In August 2011, the day had finally arrived, and there was Nyad, looking north from the shores of Havana.
It had taken two years this time just to get to the beginning — there had been money to raise ($500,000 altogether), a team to recruit and manage, a morass of visas and permits from two governments to secure. In 2010, weather postponed the swim, and in 2011, she had waited all summer for the right conditions.
“I’m almost 62 years old, and I’m standing here at the prime of my life,” Nyad told reporters the evening of August 7. “When you reach this age, you still have a body that’s strong, but now you have a better mind.”
Then she leaped feetfirst and plunged into the water wearing only a black swimsuit, a bright blue cap, and light blue goggles; she spurned a wet suit because neoprene adds buoyancy and refused a shark cage because the boats pulling the cages pull the swimmers too. (In 1997, an Australian swimmer, Susie Maroney, made the Cuba swim in a shark cage in 24 hours. Maroney’s more than four mph pace — about double Nyad’s speed — is judged by many in the swimming community to be artificial as a result.)
To deal with the shark risk, two kayaks trailing Nyad were equipped with a Shark Shield, which emitted electrical pulses that created a kind of protective fence around her. The support boat, which led a flotilla of four other boats, had shark divers who would jump in when Nyad would tread water to eat or drink (two universal rules of marathon swimmers: You can’t rest by putting your hand on the boat or be touched by anyone on the boat). She also had to contend with Portuguese man-of-wars, creatures that look like giant jellyfish and haunt the sea’s surface, killing their prey with lethal venom. But she didn’t think about these things. A swim like this required all kinds of organization, including a particular kind that took place between her ears. Her mind would span topics. She had memorized a long list of songs, including the complete works of Bob Dylan and of Neil Young.
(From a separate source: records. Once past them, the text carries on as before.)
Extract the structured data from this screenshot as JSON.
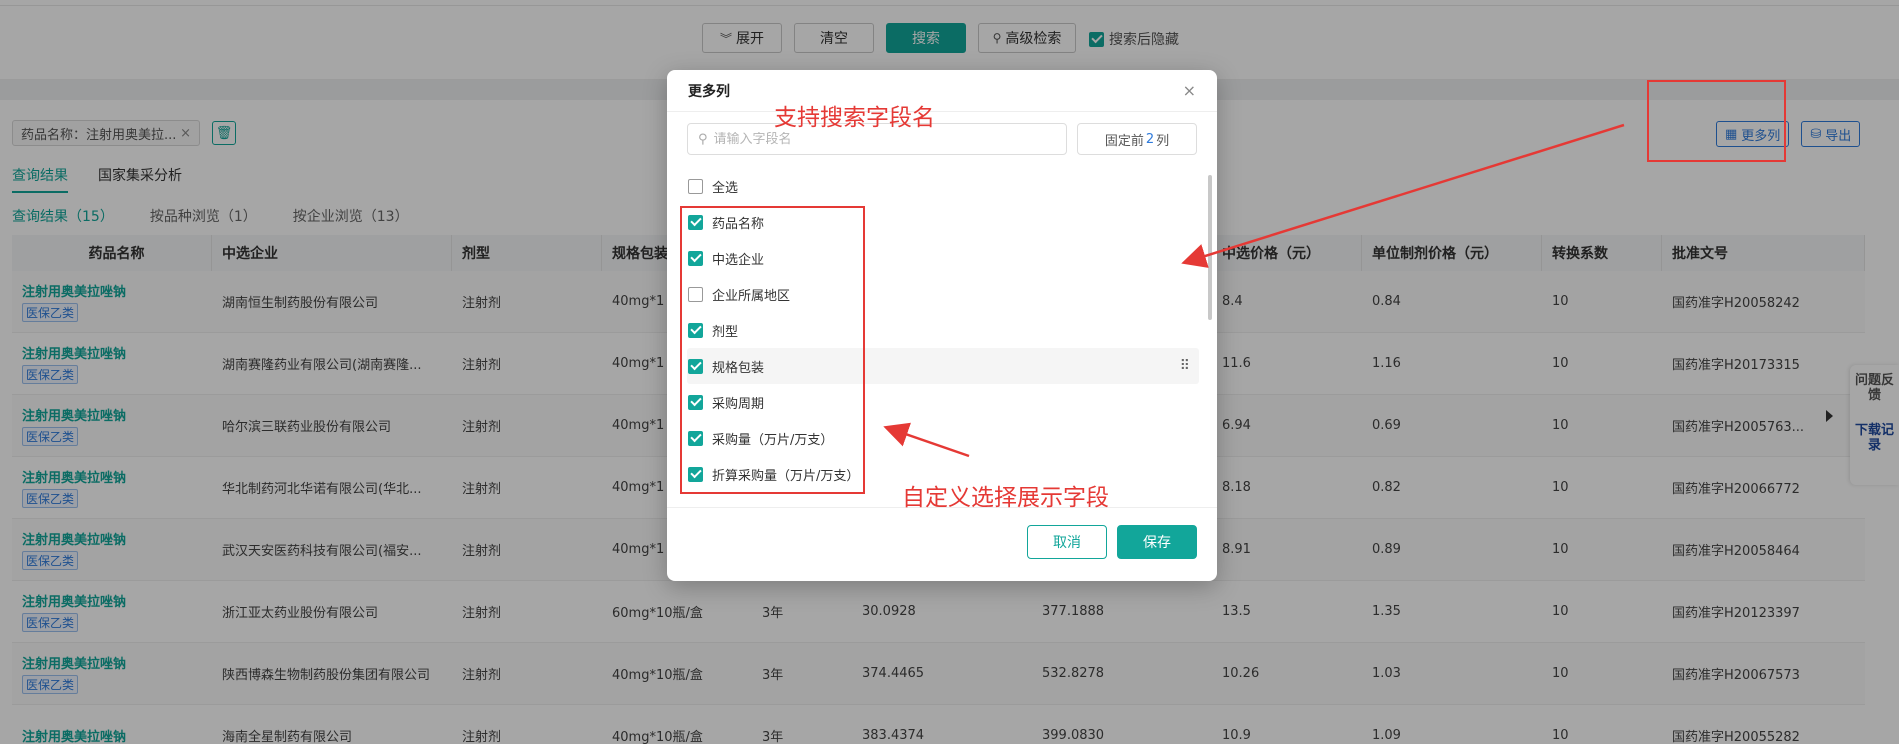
{
  "search_bar": {
    "expand_label": "展开",
    "clear_label": "清空",
    "search_label": "搜索",
    "advanced_label": "高级检索",
    "hide_after_search_label": "搜索后隐藏",
    "hide_after_search_checked": true
  },
  "filters": {
    "tag_text": "药品名称：注射用奥美拉...",
    "tag_close": "×"
  },
  "tabs": [
    "查询结果",
    "国家集采分析"
  ],
  "subtabs": [
    "查询结果（15）",
    "按品种浏览（1）",
    "按企业浏览（13）"
  ],
  "actions": {
    "more_columns": "更多列",
    "export": "导出"
  },
  "table": {
    "headers": [
      "药品名称",
      "中选企业",
      "剂型",
      "规格包装",
      "",
      "",
      "",
      "中选价格（元）",
      "单位制剂价格（元）",
      "转换系数",
      "批准文号"
    ],
    "rows": [
      {
        "name": "注射用奥美拉唑钠",
        "badge": "医保乙类",
        "company": "湖南恒生制药股份有限公司",
        "form": "注射剂",
        "spec": "40mg*1",
        "period": "",
        "amount": "",
        "amount2": "",
        "price": "8.4",
        "unit_price": "0.84",
        "factor": "10",
        "approval": "国药准字H20058242"
      },
      {
        "name": "注射用奥美拉唑钠",
        "badge": "医保乙类",
        "company": "湖南赛隆药业有限公司(湖南赛隆...",
        "form": "注射剂",
        "spec": "40mg*1",
        "period": "",
        "amount": "",
        "amount2": "",
        "price": "11.6",
        "unit_price": "1.16",
        "factor": "10",
        "approval": "国药准字H20173315"
      },
      {
        "name": "注射用奥美拉唑钠",
        "badge": "医保乙类",
        "company": "哈尔滨三联药业股份有限公司",
        "form": "注射剂",
        "spec": "40mg*1",
        "period": "",
        "amount": "",
        "amount2": "",
        "price": "6.94",
        "unit_price": "0.69",
        "factor": "10",
        "approval": "国药准字H2005763..."
      },
      {
        "name": "注射用奥美拉唑钠",
        "badge": "医保乙类",
        "company": "华北制药河北华诺有限公司(华北...",
        "form": "注射剂",
        "spec": "40mg*1",
        "period": "",
        "amount": "",
        "amount2": "",
        "price": "8.18",
        "unit_price": "0.82",
        "factor": "10",
        "approval": "国药准字H20066772"
      },
      {
        "name": "注射用奥美拉唑钠",
        "badge": "医保乙类",
        "company": "武汉天安医药科技有限公司(福安...",
        "form": "注射剂",
        "spec": "40mg*1",
        "period": "",
        "amount": "",
        "amount2": "",
        "price": "8.91",
        "unit_price": "0.89",
        "factor": "10",
        "approval": "国药准字H20058464"
      },
      {
        "name": "注射用奥美拉唑钠",
        "badge": "医保乙类",
        "company": "浙江亚太药业股份有限公司",
        "form": "注射剂",
        "spec": "60mg*10瓶/盒",
        "period": "3年",
        "amount": "30.0928",
        "amount2": "377.1888",
        "price": "13.5",
        "unit_price": "1.35",
        "factor": "10",
        "approval": "国药准字H20123397"
      },
      {
        "name": "注射用奥美拉唑钠",
        "badge": "医保乙类",
        "company": "陕西博森生物制药股份集团有限公司",
        "form": "注射剂",
        "spec": "40mg*10瓶/盒",
        "period": "3年",
        "amount": "374.4465",
        "amount2": "532.8278",
        "price": "10.26",
        "unit_price": "1.03",
        "factor": "10",
        "approval": "国药准字H20067573"
      },
      {
        "name": "注射用奥美拉唑钠",
        "badge": "",
        "company": "海南全星制药有限公司",
        "form": "注射剂",
        "spec": "40mg*10瓶/盒",
        "period": "3年",
        "amount": "383.4374",
        "amount2": "399.0830",
        "price": "10.9",
        "unit_price": "1.09",
        "factor": "10",
        "approval": "国药准字H20055282"
      }
    ]
  },
  "side_widget": {
    "feedback": "问题反馈",
    "downloads": "下载记录"
  },
  "modal": {
    "title": "更多列",
    "close": "×",
    "search_placeholder": "请输入字段名",
    "fix_prefix": "固定前",
    "fix_count": "2",
    "fix_suffix": "列",
    "select_all": "全选",
    "fields": [
      {
        "label": "药品名称",
        "checked": true
      },
      {
        "label": "中选企业",
        "checked": true
      },
      {
        "label": "企业所属地区",
        "checked": false
      },
      {
        "label": "剂型",
        "checked": true
      },
      {
        "label": "规格包装",
        "checked": true
      },
      {
        "label": "采购周期",
        "checked": true
      },
      {
        "label": "采购量（万片/万支）",
        "checked": true
      },
      {
        "label": "折算采购量（万片/万支）",
        "checked": true
      }
    ],
    "cancel": "取消",
    "save": "保存"
  },
  "annotations": {
    "search_note": "支持搜索字段名",
    "select_note": "自定义选择展示字段",
    "color": "#e53935"
  }
}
“I looked forward to going through all the mental tricks that I had developed over the past two years, counting [strokes] and singing,” Nyad said in August. “But I never got there, because I was so engrossed in my physical distress.”
About three hours into the swim, Nyad felt a sharp stab of pain in her right shoulder. She changed the angle of her stroke, talking herself through each one and telling herself to go gently until her hand caught the water, and then she’d pull and feel the pain shoot through the joint. The suffering went on all night and into the next day.
In the 17th hour, she swam over to the boat, requesting Tylenol. The crew located a pain reliever with a foreign label. Nyad took it, and a short time later, asthma — which she’d never been prey to in the water — made her airway lock up. She lay on her back in the water, gasping for air. The doctor jumped into the water with an inhaler. Nyad rolled onto her belly and continued swimming, and then she’d turn on her back again, gasping, unable to fill her lungs. She swam into a half-mile-wide field of jellyfish and got stung all over her body. Next came nausea, vomiting, dry heaves. The idea of accepting defeat on these terms enraged her.
“I’m trying to make it,” Nyad told Bonnie Stoll, according to Steven Munatones, who was on the support boat as an independent observer. “I’m barely going forward. I feel so sick.”
“You’re making it,” said Stoll, who was also on the boat as Nyad’s head trainer. “You’re going forward.”
Between the 23rd and 27th hours, Nyad had gone just five miles.
“This has been my dream forever, but I can barely make it another hour. I’m just dead,” Nyad told David Marchant, the boat’s navigator.
“You have nothing to be ashamed of,” Marchant told her.
Cold, exhausted, and sick, she drew closer to the boat. Stoll saw that Nyad was suffering and wanted to comfort her. But it was up to Nyad to make the decision.
“OK, Diana, I’m going to touch you, and it’s going to be over,” Stoll said.
Nyad consented. And with that, 29 hours and 43 minutes after she’d leaped into the water off the rocky Havana coast, the swim came to an end. One boat measured her distance at 56.8 miles, the other at 53 miles.